Kultura uświęca środki
Do historii przeszły Ogólnopolski Festiwal Piosenki Harcerskiej w Siedlcach i Sejmik Wiejskich Zespołów Teatralnych w Stoczku Łukowskim, międzynarodowe warsztaty muzyczne „Jeunesse Musicale” czy konkursy orkiestr dętych Ochotniczych Straży Pożarnych. Przestał działać Siedlecki Teatr Kameralny, który potrafił zarabiać na swoje utrzymanie, grając sztuki dla dzieci w szkołach i ośrodkach kultury całego rozległego województwa. Pozostała po nim legenda i praca magisterska Justyny Chełchowskiej, napisana w Katedrze Historii Najnowszej pod kierunkiem prof. dr hab. Piotra Matusaka. Pani Maria Koc, ówczesna dyrektor Sokołowskiego Ośrodka Kultury, ciekawa była skąd mieliśmy aż tak dużo pieniędzy, że starczyło i na remonty zabytkowych dworów i pałaców i na budowę Gminnych Ośrodków Kultury, Szkół Muzycznych i Kin oraz na różne masowe imprezy, konkursy, wystawy i festiwale.

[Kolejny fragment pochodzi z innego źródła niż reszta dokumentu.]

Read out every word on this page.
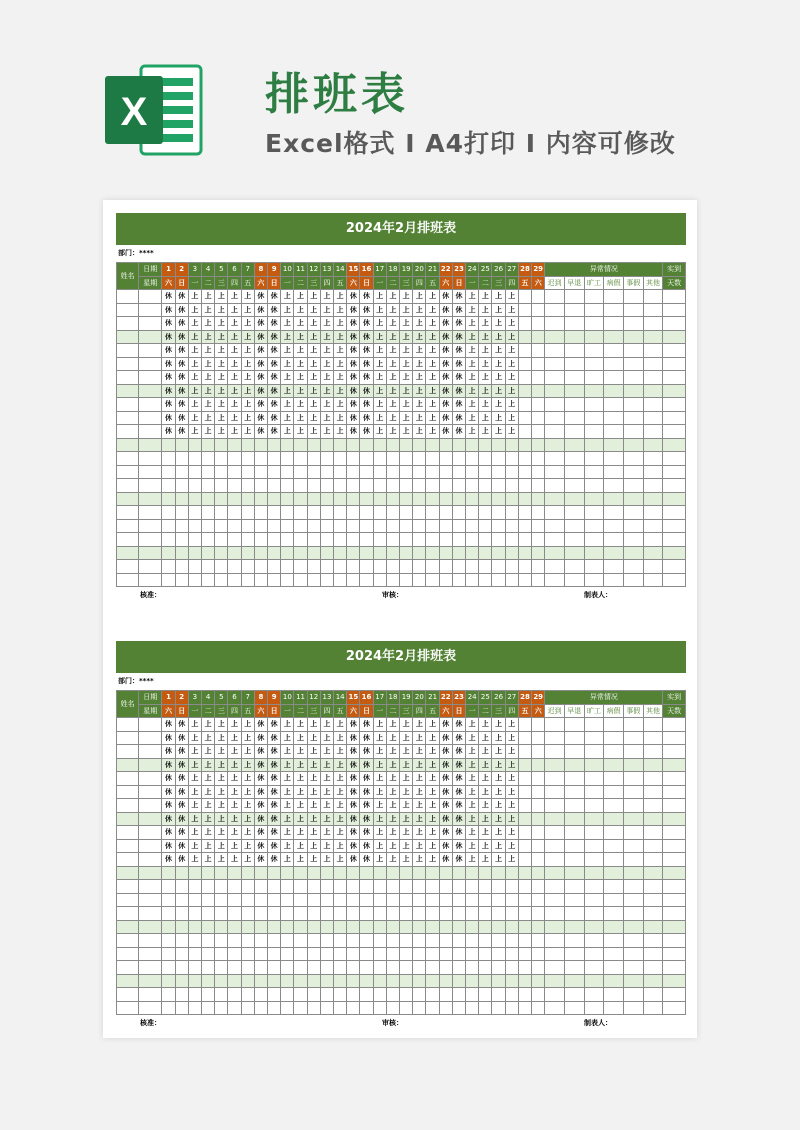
X	排班表
Excel格式 I A4打印 I 内容可修改
2024年2月排班表
部门：****
姓名	日期	1	2	3	4	5	6	7	8	9	10	11	12	13	14	15	16	17	18	19	20	21	22	23	24	25	26	27	28	29	异常情况						实到
	星期	六	日	一	二	三	四	五	六	日	一	二	三	四	五	六	日	一	二	三	四	五	六	日	一	二	三	四	五	六	迟到	早退	旷工	病假	事假	其他	天数
		休	休	上	上	上	上	上	休	休	上	上	上	上	上	休	休	上	上	上	上	上	休	休	上	上	上	上									
		休	休	上	上	上	上	上	休	休	上	上	上	上	上	休	休	上	上	上	上	上	休	休	上	上	上	上									
		休	休	上	上	上	上	上	休	休	上	上	上	上	上	休	休	上	上	上	上	上	休	休	上	上	上	上									
		休	休	上	上	上	上	上	休	休	上	上	上	上	上	休	休	上	上	上	上	上	休	休	上	上	上	上									
		休	休	上	上	上	上	上	休	休	上	上	上	上	上	休	休	上	上	上	上	上	休	休	上	上	上	上									
		休	休	上	上	上	上	上	休	休	上	上	上	上	上	休	休	上	上	上	上	上	休	休	上	上	上	上									
		休	休	上	上	上	上	上	休	休	上	上	上	上	上	休	休	上	上	上	上	上	休	休	上	上	上	上									
		休	休	上	上	上	上	上	休	休	上	上	上	上	上	休	休	上	上	上	上	上	休	休	上	上	上	上									
		休	休	上	上	上	上	上	休	休	上	上	上	上	上	休	休	上	上	上	上	上	休	休	上	上	上	上									
		休	休	上	上	上	上	上	休	休	上	上	上	上	上	休	休	上	上	上	上	上	休	休	上	上	上	上									
		休	休	上	上	上	上	上	休	休	上	上	上	上	上	休	休	上	上	上	上	上	休	休	上	上	上	上									

核准：	审核：	制表人：
2024年2月排班表
部门：****
姓名	日期	1	2	3	4	5	6	7	8	9	10	11	12	13	14	15	16	17	18	19	20	21	22	23	24	25	26	27	28	29	异常情况						实到
	星期	六	日	一	二	三	四	五	六	日	一	二	三	四	五	六	日	一	二	三	四	五	六	日	一	二	三	四	五	六	迟到	早退	旷工	病假	事假	其他	天数
		休	休	上	上	上	上	上	休	休	上	上	上	上	上	休	休	上	上	上	上	上	休	休	上	上	上	上									
		休	休	上	上	上	上	上	休	休	上	上	上	上	上	休	休	上	上	上	上	上	休	休	上	上	上	上									
		休	休	上	上	上	上	上	休	休	上	上	上	上	上	休	休	上	上	上	上	上	休	休	上	上	上	上									
		休	休	上	上	上	上	上	休	休	上	上	上	上	上	休	休	上	上	上	上	上	休	休	上	上	上	上									
		休	休	上	上	上	上	上	休	休	上	上	上	上	上	休	休	上	上	上	上	上	休	休	上	上	上	上									
		休	休	上	上	上	上	上	休	休	上	上	上	上	上	休	休	上	上	上	上	上	休	休	上	上	上	上									
		休	休	上	上	上	上	上	休	休	上	上	上	上	上	休	休	上	上	上	上	上	休	休	上	上	上	上									
		休	休	上	上	上	上	上	休	休	上	上	上	上	上	休	休	上	上	上	上	上	休	休	上	上	上	上									
		休	休	上	上	上	上	上	休	休	上	上	上	上	上	休	休	上	上	上	上	上	休	休	上	上	上	上									
		休	休	上	上	上	上	上	休	休	上	上	上	上	上	休	休	上	上	上	上	上	休	休	上	上	上	上									
		休	休	上	上	上	上	上	休	休	上	上	上	上	上	休	休	上	上	上	上	上	休	休	上	上	上	上									

核准：	审核：	制表人：
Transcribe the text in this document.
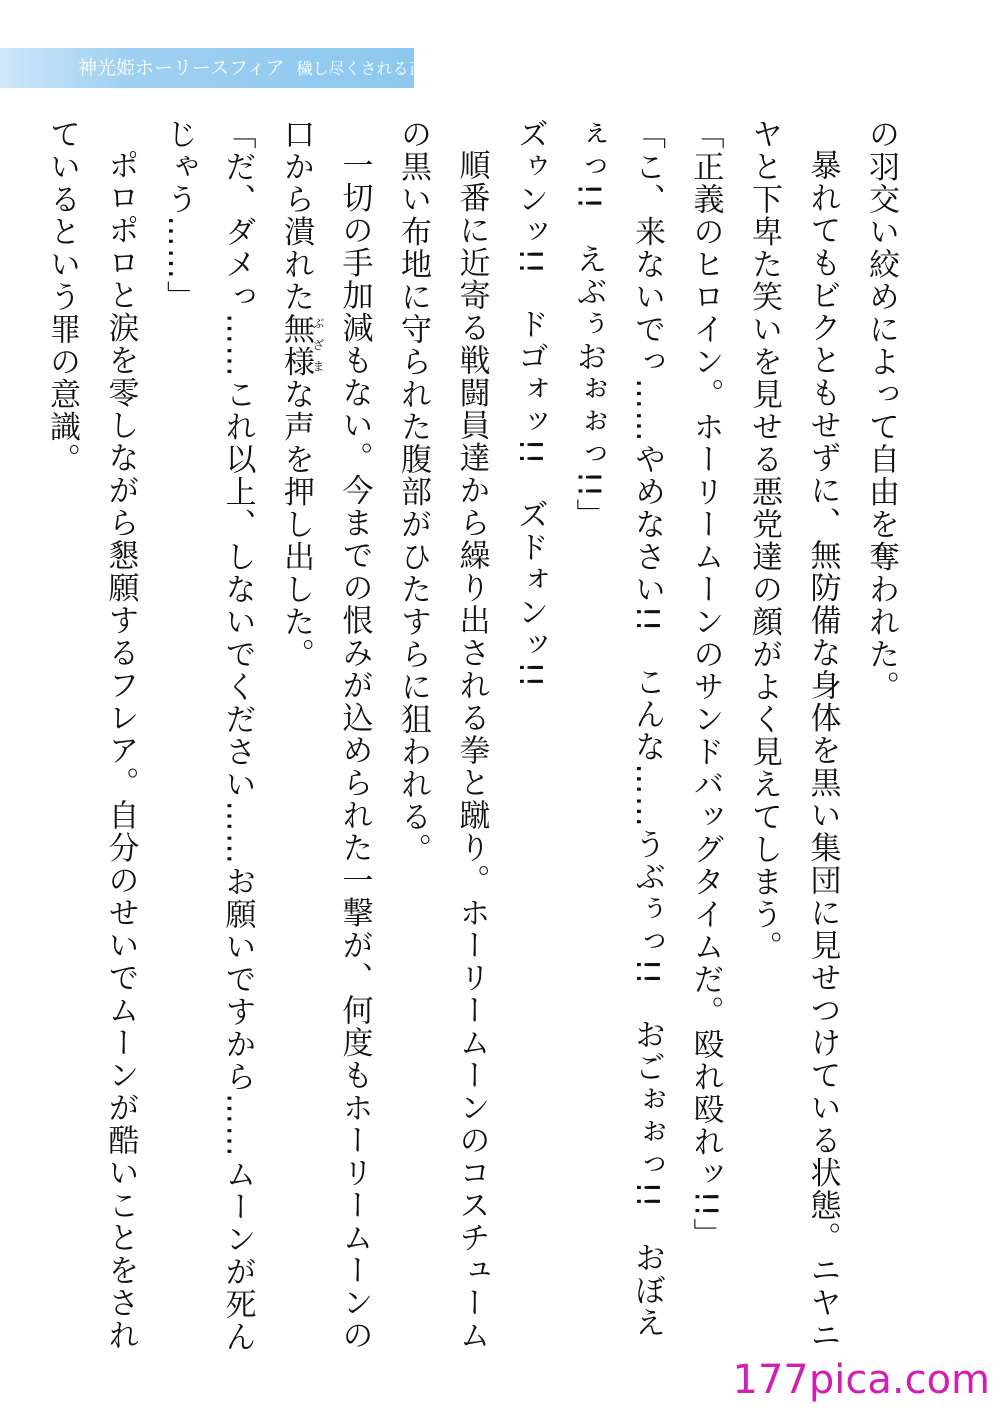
神光姫ホーリースフィア 穢し尽くされる正義

の羽交い絞めによって自由を奪われた。

暴れてもビクともせずに、無防備な身体を黒い集団に見せつけている状態。ニヤニヤと下卑た笑いを見せる悪党達の顔がよく見えてしまう。

「正義のヒロイン。ホーリームーンのサンドバッグタイムだ。殴れ殴れッ!!」

「こ、来ないでっ……やめなさい!!　こんな……うぶぅっ!!　おごぉぉっ!!　おぼえぇっ!!　えぶぅおぉぉっ!!」

ズゥンッ!!　ドゴォッ!!　ズドォンッ!!

順番に近寄る戦闘員達から繰り出される拳と蹴り。ホーリームーンのコスチュームの黒い布地に守られた腹部がひたすらに狙われる。

一切の手加減もない。今までの恨みが込められた一撃が、何度もホーリームーンの口から潰れた無様ぶざまな声を押し出した。

「だ、ダメっ……これ以上、しないでください……お願いですから……ムーンが死んじゃう……」

ポロポロと涙を零しながら懇願するフレア。自分のせいでムーンが酷いことをされているという罪の意識。

177pica.com
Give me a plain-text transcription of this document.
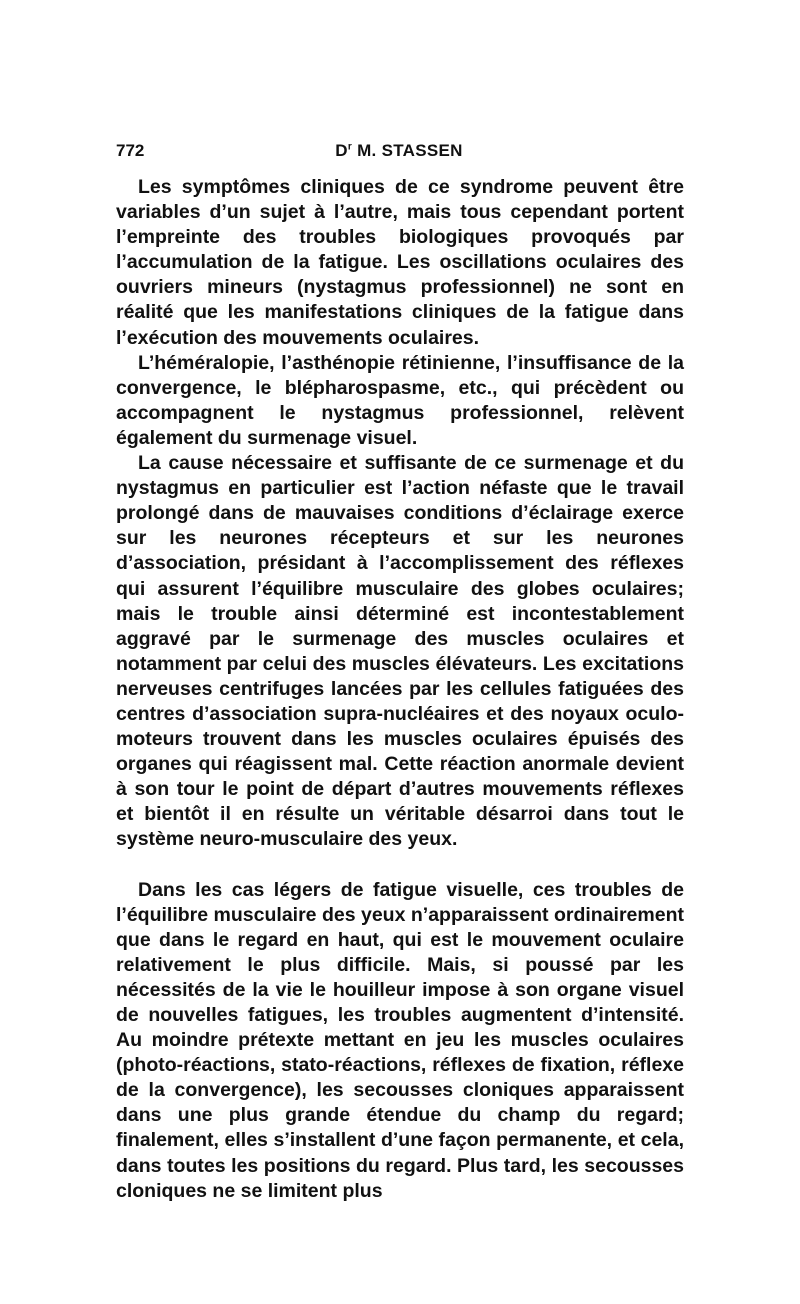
772	$D^r$ M. STASSEN

Les symptômes cliniques de ce syndrome peuvent être variables d’un sujet à l’autre, mais tous cependant portent l’empreinte des troubles biologiques provoqués par l’accumulation de la fatigue. Les oscillations oculaires des ouvriers mineurs (nystagmus professionnel) ne sont en réalité que les manifestations cliniques de la fatigue dans l’exécution des mouvements oculaires.

L’héméralopie, l’asthénopie rétinienne, l’insuffisance de la convergence, le blépharospasme, etc., qui précèdent ou accompagnent le nystagmus professionnel, relèvent également du surmenage visuel.

La cause nécessaire et suffisante de ce surmenage et du nystagmus en particulier est l’action néfaste que le travail prolongé dans de mauvaises conditions d’éclairage exerce sur les neurones récepteurs et sur les neurones d’association, présidant à l’accomplissement des réflexes qui assurent l’équilibre musculaire des globes oculaires; mais le trouble ainsi déterminé est incontestablement aggravé par le surmenage des muscles oculaires et notamment par celui des muscles élévateurs. Les excitations nerveuses centrifuges lancées par les cellules fatiguées des centres d’association supra-nucléaires et des noyaux oculo-moteurs trouvent dans les muscles oculaires épuisés des organes qui réagissent mal. Cette réaction anormale devient à son tour le point de départ d’autres mouvements réflexes et bientôt il en résulte un véritable désarroi dans tout le système neuro-musculaire des yeux.

Dans les cas légers de fatigue visuelle, ces troubles de l’équilibre musculaire des yeux n’apparaissent ordinairement que dans le regard en haut, qui est le mouvement oculaire relativement le plus difficile. Mais, si poussé par les nécessités de la vie le houilleur impose à son organe visuel de nouvelles fatigues, les troubles augmentent d’intensité. Au moindre prétexte mettant en jeu les muscles oculaires (photo-réactions, stato-réactions, réflexes de fixation, réflexe de la convergence), les secousses cloniques apparaissent dans une plus grande étendue du champ du regard; finalement, elles s’installent d’une façon permanente, et cela, dans toutes les positions du regard. Plus tard, les secousses cloniques ne se limitent plus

Zasada była prosta. Finansowanie kultury powierzono Narodowemu Funduszowi Rozwoju Kultury, który gromadził pieniądze różnych mecenasów i przede wszystkim dotację budżetową powstałą z 1,9 proc. odpisu od funduszu płac gospodarki uspołecznionej. Co roku, w październiku w Ministerstwie Kultury i Sztuki odbywały się konsultacje budżetowe, na których 49 ówczesnych dyrektorów Wydziałów Kultury walczyło o jak największe dotacje dla swoich województw. Mnie udało się namówić na wyjazd do Warszawy wojewodę siedleckiego płk. Janusza. Kowalskiego. Uprosiłem go nawet, by na tę okoliczność ubrał się w lotniczy mundur ze wszystkimi odznaczeniami, w którym wyglądał niezwykle godnie. Jak wiadomo, mundurowi robią dobre wrażenie na paniach będących w przewadze wśród dyrektorów departamentów uczestniczących w podziale dotacji. Jeśli w składzie delegacji siedleckiej znaleźli się jeszcze przewodnicząca Sejmowej Komisji Kultury pani poseł Bożenna Kuc i przewodniczący komisji kultury Wojewódzkiej Rady Narodowej w Siedlcach Jerzy Mandał, to efekt mógł być tylko jeden. Wszystkie postulaty województwa zostały przyjęte. Podsumowując konsultacje Wiceminister Kultury i Sztuki pan Wacław Janas zorientował się jednak, że dostaliśmy dotację większą niż bogate w zabytki i instytucje kultury województwo krakowskie. Skreślił kilka milionów, ale i tak byliśmy zadowoleni.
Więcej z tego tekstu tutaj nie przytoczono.